Comic Book Galaxy noted, with reference to the Mr. M arc (issues #1–6), that "the potential for an excellent book is evident". Comics Bulletin were highly favourable to the series, stating that "[i]t is a rare comic book that is able to breathe new life into a stale genre, and yet that is precisely what District X has managed to do... District X is more than just a traditional superhero comic, establishing itself as an entertaining blend of action, crime noir and social commentary".

Writing for Sequential Tart, Margaret O'Connell praised the series as an "absorbing, well-crafted tale which effectively combines both crime and science fictional elements", comparing the series to George R. R. Martin's Wild Cards series, NYPD Blue, and DC Comics' Gotham Central.
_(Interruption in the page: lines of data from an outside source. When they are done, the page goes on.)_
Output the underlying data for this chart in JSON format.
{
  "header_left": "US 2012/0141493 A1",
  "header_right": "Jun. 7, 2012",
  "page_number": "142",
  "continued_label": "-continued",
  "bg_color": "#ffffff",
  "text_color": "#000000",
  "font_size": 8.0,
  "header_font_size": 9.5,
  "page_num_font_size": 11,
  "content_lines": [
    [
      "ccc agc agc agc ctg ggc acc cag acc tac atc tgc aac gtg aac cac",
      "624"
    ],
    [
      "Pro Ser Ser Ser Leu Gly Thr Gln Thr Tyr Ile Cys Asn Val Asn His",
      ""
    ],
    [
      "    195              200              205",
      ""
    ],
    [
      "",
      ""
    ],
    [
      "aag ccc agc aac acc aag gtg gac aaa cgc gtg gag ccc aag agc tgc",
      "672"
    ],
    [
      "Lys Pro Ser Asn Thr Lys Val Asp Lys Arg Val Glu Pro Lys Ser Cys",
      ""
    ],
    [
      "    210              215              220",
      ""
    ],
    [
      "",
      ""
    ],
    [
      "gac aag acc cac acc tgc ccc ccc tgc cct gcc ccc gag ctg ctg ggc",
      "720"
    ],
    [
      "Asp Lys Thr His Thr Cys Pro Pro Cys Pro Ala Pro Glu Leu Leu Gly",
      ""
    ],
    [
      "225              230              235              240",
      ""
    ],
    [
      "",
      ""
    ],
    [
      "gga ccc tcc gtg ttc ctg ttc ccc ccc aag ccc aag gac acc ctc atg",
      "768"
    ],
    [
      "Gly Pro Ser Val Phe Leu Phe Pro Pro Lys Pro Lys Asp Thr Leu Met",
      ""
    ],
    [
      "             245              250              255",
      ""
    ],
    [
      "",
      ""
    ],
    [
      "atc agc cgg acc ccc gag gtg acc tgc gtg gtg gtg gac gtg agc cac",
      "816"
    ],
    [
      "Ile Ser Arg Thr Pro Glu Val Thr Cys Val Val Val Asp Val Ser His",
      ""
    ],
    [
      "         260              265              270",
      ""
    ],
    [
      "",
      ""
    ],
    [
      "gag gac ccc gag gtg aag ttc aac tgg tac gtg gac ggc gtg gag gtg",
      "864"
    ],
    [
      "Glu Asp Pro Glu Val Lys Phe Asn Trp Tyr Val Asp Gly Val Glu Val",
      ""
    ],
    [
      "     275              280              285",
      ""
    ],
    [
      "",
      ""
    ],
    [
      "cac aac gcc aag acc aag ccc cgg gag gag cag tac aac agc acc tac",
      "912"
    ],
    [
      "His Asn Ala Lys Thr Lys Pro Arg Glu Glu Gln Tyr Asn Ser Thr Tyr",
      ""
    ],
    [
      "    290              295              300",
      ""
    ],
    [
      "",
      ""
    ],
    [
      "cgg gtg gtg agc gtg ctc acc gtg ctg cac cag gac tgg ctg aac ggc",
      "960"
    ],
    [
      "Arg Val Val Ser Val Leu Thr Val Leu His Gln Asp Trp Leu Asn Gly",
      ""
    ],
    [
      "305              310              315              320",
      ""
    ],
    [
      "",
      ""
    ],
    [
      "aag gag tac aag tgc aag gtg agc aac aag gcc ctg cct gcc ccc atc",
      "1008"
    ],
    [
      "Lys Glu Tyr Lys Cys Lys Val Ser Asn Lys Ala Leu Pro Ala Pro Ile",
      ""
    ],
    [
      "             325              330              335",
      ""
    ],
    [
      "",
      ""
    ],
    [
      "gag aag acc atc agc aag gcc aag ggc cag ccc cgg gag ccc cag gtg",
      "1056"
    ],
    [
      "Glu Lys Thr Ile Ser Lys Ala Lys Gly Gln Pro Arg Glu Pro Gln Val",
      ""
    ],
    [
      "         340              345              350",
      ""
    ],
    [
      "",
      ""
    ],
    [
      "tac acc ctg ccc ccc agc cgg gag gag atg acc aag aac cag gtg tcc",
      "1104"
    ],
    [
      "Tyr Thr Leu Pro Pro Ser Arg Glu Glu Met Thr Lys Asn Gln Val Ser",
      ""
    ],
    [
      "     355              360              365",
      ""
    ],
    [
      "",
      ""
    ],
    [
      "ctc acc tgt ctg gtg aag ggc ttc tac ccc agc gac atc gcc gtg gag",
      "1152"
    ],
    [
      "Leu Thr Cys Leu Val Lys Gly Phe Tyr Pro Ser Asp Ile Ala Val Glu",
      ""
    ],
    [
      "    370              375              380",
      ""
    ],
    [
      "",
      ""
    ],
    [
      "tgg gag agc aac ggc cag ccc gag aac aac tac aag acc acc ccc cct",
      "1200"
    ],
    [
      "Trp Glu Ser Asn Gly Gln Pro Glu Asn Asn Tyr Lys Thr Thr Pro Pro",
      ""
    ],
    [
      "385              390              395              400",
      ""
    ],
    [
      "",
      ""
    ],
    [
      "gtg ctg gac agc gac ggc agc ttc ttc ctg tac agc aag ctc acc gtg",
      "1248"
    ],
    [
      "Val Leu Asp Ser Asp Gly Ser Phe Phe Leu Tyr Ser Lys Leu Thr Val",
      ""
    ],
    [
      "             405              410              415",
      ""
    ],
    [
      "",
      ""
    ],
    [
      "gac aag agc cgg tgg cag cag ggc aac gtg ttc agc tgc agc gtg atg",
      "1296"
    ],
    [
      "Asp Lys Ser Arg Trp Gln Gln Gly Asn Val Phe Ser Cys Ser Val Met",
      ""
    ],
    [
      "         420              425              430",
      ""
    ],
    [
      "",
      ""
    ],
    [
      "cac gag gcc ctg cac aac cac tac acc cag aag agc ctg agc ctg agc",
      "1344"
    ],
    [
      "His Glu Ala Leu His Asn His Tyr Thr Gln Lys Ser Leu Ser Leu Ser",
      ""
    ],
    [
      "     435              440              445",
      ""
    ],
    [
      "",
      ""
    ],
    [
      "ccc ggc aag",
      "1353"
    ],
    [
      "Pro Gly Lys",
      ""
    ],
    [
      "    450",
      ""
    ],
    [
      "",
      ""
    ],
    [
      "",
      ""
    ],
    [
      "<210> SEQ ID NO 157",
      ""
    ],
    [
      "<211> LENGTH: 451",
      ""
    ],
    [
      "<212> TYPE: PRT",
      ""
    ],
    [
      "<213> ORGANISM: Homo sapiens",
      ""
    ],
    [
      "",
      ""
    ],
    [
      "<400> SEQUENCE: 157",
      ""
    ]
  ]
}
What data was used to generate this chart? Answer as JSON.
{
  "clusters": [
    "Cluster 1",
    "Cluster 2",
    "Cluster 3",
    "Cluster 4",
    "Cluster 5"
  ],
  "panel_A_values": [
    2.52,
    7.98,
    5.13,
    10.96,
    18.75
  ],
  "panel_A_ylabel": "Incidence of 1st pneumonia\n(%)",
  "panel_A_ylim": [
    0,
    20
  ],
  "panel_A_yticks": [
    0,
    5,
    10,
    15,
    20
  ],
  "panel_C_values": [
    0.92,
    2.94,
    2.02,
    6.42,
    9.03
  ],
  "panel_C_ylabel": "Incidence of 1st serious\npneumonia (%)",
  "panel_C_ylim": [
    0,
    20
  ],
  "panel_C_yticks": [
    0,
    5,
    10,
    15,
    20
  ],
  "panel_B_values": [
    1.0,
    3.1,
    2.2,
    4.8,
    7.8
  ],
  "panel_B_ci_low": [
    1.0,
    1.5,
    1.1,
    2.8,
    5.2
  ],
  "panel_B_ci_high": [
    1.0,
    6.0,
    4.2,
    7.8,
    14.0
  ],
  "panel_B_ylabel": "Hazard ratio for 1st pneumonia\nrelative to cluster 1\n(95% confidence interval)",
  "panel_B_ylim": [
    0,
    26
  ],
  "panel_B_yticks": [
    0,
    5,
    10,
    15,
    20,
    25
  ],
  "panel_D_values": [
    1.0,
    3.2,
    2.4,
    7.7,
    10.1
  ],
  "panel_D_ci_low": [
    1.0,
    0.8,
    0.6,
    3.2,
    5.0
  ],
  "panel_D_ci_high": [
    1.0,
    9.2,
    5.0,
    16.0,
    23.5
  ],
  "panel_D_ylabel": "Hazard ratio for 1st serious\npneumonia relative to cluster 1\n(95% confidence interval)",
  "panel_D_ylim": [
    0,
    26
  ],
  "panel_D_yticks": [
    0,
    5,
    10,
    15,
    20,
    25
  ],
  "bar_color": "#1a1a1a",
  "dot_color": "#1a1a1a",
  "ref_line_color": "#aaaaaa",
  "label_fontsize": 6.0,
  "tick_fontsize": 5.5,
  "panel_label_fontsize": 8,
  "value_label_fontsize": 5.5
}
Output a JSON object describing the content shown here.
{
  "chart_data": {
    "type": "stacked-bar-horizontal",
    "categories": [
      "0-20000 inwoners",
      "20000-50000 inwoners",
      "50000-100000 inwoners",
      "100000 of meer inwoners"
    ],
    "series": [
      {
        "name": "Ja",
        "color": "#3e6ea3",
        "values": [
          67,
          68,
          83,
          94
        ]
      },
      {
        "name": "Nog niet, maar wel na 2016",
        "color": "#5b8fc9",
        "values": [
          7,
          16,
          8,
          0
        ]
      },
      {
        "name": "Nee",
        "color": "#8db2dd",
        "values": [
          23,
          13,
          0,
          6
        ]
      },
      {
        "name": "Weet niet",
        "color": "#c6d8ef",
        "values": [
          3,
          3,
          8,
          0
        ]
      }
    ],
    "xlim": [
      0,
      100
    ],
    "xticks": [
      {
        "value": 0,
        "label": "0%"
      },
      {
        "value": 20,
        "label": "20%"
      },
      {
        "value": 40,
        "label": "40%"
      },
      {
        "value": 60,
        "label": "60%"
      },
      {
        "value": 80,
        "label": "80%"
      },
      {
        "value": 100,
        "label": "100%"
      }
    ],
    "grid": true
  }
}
Lund believed that the series did not ask readers "to inhabit the world of the dispossessed" but instead readers "are invited on a ride-along, a voyeuristic tour of the slum that once was and might be again, unless the wheels of progress and urban renewal keep turning. Thus, District X condenses, mediates and puts a selection of urban problems on display – crime, drugs, homelessness, increased overcrowding and self-destructive desperation – and proceeds to show how official discipline provides their solution, telling readers that police intervention has the power to get rid of them". Lund commented that the series "tells readers that force in favour of clearing out radical difference in the neighbourhood and making it into a space fit for 'normal' people is natural, rational and logical and in the best interest even of those who might be displaced by gentrification, disproportionately incarcerated in the name of 'law and order', or put at risk of their lives in dangerous shelters. And in doing so, rather than 'keeping the real world real', the series lines up with so many neighbourhood representations of the past century and presents for a new readership the middle-class gentrifier's myth of what Alphabet City could and should be".

==In other media==
===Video games===
- Mutant Town appears in Marvel Heroes. It gets founded after there is an increase of the mutant population in New York City, and the mutants feel a need for a place of their own. However, the city is under almost constant attack of the Purifiers who want to kill all its inhabitants.
- District X appears in the digital collectible card game Marvel Snap.